Úrsula Perona

Me llamo Úrsula Perona. Algunos de vosotros ya me conocéis un poco porque me seguís en redes sociales desde hace tiempo. Otros será la primera vez que sepáis de mi.

Presentarse no es una tarea fácil. ¿Qué puede decir uno de sí mismo? En este caso, supongo que la idea es que me conozcáis un poco profesionalmente. Que sepáis algo más sobre mi faceta como psicóloga. Por qué estudié psicología, por qué me especialicé en infanto-juvenil, qué es lo que más me gusta de mi trabajo… Son algunas de las preguntas que a lo largo de los años me han hecho mis pacientes, y trataré de responderos.

Estudié psicología supongo que como parte de mi vocación de ayuda al otro. Soy una persona sensible y empática, y no puedo evitar conmoverme cuando alguien sufre o lo pasa mal, y mi movimiento natural es tratar de ayudarlo. Y el otro motivo es porque he tenido una vida complicada, con bastantes problemas y situaciones difíciles, y he vivido la enfermedad mental desde cerca.

Desde bien joven la mente y el alma humana me han parecido terriblemente complicadas y difíciles de entender. Desentrañar qué esconde una persona en su interior, qué puede animarle a comportarse de determinada manera, a sentir lo que siente, por ejemplo, me han motivado a estudiar la psique humana.

Estudiar psicología fue muy placentero, pero también me llenó de dudas y más dudas. La mente humana es un territorio vasto y aun en gran parte por descubrir, y el batiburrillo de corrientes y líneas de pensamiento dentro de la psicología lo hacen a veces más confuso aun. Sin embargo, uno va buscando su camino, y a base de formación y experiencia, encuentra su lugar dentro de la psicología.

Y …¿por qué psicología infantil? Pues obviamente porque me gustan mucho los niños. Me gusta su inocencia, su espontaneidad, su ternura…y lo frágiles y necesitados de apoyo, camino y guía que están. Me gusta mucho estar con niños, hablar, que me cuenten sus cosas, jugar con ellos… me interesan sus pequeños mundos, sus emociones y su manera tan genuina y pura de pensar.
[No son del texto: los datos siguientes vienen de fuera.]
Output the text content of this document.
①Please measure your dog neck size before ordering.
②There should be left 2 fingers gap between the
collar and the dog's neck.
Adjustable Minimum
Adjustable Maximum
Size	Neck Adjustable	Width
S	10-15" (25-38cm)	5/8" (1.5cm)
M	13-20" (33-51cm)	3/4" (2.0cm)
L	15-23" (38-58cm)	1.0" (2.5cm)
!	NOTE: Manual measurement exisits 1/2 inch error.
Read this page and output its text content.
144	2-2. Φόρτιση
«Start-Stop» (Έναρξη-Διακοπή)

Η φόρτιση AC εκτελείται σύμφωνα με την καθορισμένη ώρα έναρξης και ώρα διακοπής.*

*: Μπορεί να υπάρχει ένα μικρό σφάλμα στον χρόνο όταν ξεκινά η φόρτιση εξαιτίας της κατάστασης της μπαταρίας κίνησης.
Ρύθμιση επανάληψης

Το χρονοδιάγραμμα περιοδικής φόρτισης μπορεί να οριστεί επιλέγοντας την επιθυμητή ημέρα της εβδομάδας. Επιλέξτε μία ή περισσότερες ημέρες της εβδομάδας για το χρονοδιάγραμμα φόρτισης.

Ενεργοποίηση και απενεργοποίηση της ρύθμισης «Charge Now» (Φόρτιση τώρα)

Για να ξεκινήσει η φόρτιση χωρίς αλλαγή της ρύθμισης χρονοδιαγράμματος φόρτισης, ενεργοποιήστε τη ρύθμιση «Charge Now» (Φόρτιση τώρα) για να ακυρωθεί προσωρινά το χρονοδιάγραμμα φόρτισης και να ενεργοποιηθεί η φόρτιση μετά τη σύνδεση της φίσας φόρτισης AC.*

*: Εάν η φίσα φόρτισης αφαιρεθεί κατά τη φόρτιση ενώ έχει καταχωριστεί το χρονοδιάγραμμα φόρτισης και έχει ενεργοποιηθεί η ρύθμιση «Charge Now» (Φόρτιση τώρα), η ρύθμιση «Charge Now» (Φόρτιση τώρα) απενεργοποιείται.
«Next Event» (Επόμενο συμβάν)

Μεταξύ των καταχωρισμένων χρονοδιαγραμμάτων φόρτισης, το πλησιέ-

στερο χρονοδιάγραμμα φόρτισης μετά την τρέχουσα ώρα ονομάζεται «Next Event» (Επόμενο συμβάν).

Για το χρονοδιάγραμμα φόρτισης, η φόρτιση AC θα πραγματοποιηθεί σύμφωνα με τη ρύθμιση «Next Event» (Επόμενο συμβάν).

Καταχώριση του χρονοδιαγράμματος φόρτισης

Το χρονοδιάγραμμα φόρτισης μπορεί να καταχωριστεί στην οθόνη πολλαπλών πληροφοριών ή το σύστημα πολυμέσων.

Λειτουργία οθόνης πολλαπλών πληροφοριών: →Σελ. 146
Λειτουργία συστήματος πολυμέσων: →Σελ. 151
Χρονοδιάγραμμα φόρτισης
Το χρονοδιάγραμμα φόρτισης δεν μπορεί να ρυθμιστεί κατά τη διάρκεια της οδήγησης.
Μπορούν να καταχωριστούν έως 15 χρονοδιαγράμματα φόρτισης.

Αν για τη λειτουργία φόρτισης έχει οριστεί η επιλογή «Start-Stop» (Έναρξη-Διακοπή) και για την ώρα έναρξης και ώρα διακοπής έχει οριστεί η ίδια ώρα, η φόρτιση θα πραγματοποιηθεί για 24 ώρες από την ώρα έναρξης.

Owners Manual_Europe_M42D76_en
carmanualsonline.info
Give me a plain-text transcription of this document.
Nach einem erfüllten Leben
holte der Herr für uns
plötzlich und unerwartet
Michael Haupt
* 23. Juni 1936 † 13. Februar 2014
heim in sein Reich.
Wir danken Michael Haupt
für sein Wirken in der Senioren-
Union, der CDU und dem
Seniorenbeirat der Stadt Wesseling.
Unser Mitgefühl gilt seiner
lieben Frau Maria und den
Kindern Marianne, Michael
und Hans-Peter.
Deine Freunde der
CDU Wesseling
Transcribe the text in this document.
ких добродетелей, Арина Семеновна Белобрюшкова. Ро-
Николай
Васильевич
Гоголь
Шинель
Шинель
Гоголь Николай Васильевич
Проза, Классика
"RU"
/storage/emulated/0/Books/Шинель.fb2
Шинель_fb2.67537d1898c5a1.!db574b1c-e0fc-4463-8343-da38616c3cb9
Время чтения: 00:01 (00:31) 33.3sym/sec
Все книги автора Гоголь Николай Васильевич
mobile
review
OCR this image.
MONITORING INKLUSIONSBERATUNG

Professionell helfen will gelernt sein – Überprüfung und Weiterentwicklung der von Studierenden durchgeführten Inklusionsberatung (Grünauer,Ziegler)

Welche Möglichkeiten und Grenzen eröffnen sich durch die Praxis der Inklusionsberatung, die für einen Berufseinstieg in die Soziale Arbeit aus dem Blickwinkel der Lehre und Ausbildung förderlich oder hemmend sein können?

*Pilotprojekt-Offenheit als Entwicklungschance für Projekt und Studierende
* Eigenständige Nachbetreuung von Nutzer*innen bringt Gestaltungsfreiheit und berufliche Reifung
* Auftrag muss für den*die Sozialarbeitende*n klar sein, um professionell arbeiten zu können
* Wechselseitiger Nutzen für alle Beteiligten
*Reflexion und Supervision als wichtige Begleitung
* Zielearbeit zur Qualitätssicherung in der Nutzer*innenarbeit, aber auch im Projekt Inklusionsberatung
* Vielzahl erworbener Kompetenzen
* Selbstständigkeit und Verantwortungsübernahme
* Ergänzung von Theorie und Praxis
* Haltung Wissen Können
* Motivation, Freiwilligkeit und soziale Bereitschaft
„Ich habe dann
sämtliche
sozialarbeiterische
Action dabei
Y me encanta lo divertidos que son.

Supongo que otro de los motivos por los que me especialicé en psicología infantil, fue la infancia tan difícil que tuve, y lo duros que fueron aquellos años. De alguna manera me orienté sin darme cuenta en esa dirección porque me resultaba muy fácil conectar con los problemas de los niños. Y por supuesto, porque los niños son el futuro. Y un niño que sufre, se convierte en un adulto roto. Si puedo, de alguna manera, contribuir a que eso no suceda, me doy por satisfecha.

Con los años empecé a necesitar trabajar también con adultos. Me despertaba curiosidad y me apetecía ampliar mi rango de especialización. Es un enfoque completamente distinto que requiere una formación diferente, pero que me ha resultado igualmente satisfactorio. Es un privilegio y a la vez una gran responsabilidad sentir que una persona deposita aspectos íntimos y vulnerables de su vida en ti. Yo no tengo todas las respuestas, ni sé más que los demás. Tengo exactamente los mismos problemas que el resto de personas. Pero los psicólogos tenemos herramientas que ayudan en el proceso de cambio de las personas, les ayudan a conseguir sus objetivos y lograr el bienestar emocional. Y mis pacientes me aportan y enseñan muchísimo. Tengo la oportunidad de conocer a muchas personas de una manera cercana, y de vivir muchas vidas a través de las vidas de mis pacientes.

Mi trabajo me gusta, me llena y me da muchas satisfacciones.
Tengo el trabajo que quiero tener, y es mucho más que un trabajo.